Last night’s version was a bit different. I knew I had a doctorate in English, but I wanted to teach, so I was back in school taking philosophy, English and French. I had to spend all my time on a thick, dense philosophy book, so I ignored English and French, subjects I’ve always been good at. There are several flaws in this dream: I never wanted to teach, because while I’m pretty good at leading workshops, I’m lousy at regular classroom presentations. I’ve done enough teaching at the college level in my day to know that I don’t shine in the classroom. But I wouldn’t need to go back to school if I wanted to teach—I have the qualifications already. So where did this come from?
Psychologists are reluctant to offer firm theories about dream interpretation, but off the record some suggest that this dream is typical of type A personalities, people with strong ambition and drive who like to be in control, feel a sense of urgency, and value success (guilty!). The dream is likely to come in times of stress, when the dreamer is afraid of not meeting a certain goal (guilty again!).
I would tell you there’s no stress in my life, but that’s not true. I suspect I live in a state of perpetual stress. Right now, the fact that I’m not enjoying driving my car and dread outings where I must drive alone is stressing me, but I can push that to the back of my mind. More prominent, and I recognize it, is stress over my current work-in-progress, the history of a major Texas ranch and the family who owned it for 165 years.

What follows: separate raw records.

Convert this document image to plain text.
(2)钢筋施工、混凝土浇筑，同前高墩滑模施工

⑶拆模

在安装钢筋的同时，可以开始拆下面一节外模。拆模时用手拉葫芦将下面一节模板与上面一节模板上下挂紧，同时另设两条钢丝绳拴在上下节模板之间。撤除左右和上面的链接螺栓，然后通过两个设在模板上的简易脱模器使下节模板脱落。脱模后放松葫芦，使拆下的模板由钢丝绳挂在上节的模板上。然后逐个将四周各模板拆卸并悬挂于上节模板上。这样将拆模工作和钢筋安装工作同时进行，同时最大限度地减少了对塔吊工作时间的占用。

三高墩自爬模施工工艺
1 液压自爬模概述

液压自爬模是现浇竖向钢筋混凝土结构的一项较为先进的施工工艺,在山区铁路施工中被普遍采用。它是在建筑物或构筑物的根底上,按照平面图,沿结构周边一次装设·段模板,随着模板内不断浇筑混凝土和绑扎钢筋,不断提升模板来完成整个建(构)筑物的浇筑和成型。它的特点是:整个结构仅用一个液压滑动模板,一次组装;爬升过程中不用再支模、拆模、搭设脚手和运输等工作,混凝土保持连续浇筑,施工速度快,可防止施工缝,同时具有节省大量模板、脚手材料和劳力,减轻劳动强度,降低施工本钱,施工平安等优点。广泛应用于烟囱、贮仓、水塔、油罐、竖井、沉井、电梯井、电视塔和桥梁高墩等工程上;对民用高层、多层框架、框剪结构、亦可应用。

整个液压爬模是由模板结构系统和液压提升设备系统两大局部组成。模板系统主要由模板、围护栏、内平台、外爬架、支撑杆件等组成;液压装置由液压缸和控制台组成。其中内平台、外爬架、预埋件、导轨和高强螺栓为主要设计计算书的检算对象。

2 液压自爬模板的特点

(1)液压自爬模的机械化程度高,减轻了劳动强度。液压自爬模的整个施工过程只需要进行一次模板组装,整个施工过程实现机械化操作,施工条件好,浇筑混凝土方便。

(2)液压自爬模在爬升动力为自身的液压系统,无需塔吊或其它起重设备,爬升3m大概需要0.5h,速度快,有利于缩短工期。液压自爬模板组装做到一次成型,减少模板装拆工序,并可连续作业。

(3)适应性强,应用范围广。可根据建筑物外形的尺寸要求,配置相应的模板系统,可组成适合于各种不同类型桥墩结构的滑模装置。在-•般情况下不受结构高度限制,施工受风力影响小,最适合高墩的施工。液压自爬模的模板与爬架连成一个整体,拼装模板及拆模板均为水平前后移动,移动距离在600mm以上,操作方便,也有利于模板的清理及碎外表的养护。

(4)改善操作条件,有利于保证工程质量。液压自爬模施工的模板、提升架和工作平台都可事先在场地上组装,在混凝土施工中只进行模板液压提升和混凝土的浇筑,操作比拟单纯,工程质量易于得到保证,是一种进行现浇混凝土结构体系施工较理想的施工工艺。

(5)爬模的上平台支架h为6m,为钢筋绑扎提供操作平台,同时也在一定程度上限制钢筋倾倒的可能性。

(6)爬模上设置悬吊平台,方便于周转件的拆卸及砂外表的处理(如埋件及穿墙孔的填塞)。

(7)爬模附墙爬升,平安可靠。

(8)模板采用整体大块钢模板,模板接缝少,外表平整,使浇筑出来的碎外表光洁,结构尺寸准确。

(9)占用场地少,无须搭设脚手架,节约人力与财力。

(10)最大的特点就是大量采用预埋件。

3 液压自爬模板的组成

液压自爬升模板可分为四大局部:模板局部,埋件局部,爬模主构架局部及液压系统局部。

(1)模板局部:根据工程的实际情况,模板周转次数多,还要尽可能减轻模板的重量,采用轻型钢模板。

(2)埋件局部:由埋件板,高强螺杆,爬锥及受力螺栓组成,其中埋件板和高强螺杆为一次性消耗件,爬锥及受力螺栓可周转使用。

I finished a first draft, getting all the facts, the chronology, the timeline in order. The result is a manuscript that is much shorter than my editor wants, and when I read it, all I could think was “vanilla, it’s plain vanilla.” I know, from working with this editor before, what I must do—I have to go back and interject my storytelling skills, insert fictional scenes and dialogue to make it lively and readable. Of course, that horrifies historians, so I’m caught betwixt and between. But I will go back and begin editing all over again. I just keep procrastinating, and it weighs on my mind. Right now, I’m doing the easy stuff—reading for typos and repetition (gosh, there’s a lot of that) and stylistic inconsistencies. But I’m going to have to buckle down and get serious.
It’s easy to procrastinate these days, what with the national turmoil. I would say I spent a large portion of the morning reading about the latest developments, the latest intrigue—and posting responses online. Last night, a friend who is a political activist said to me, “Keep your opinions coming. They’re valuable.” I hope she’s happy today, because so many things I read about trump and Barr and Giuliani cried out to be shared, information that any intelligent voter needs to know. We live in perilous times, and I think the most important factor is an informed public—some will scoff and cry “fake news,” but the tide has turned.
Tomorrow I’ll get serious about that book.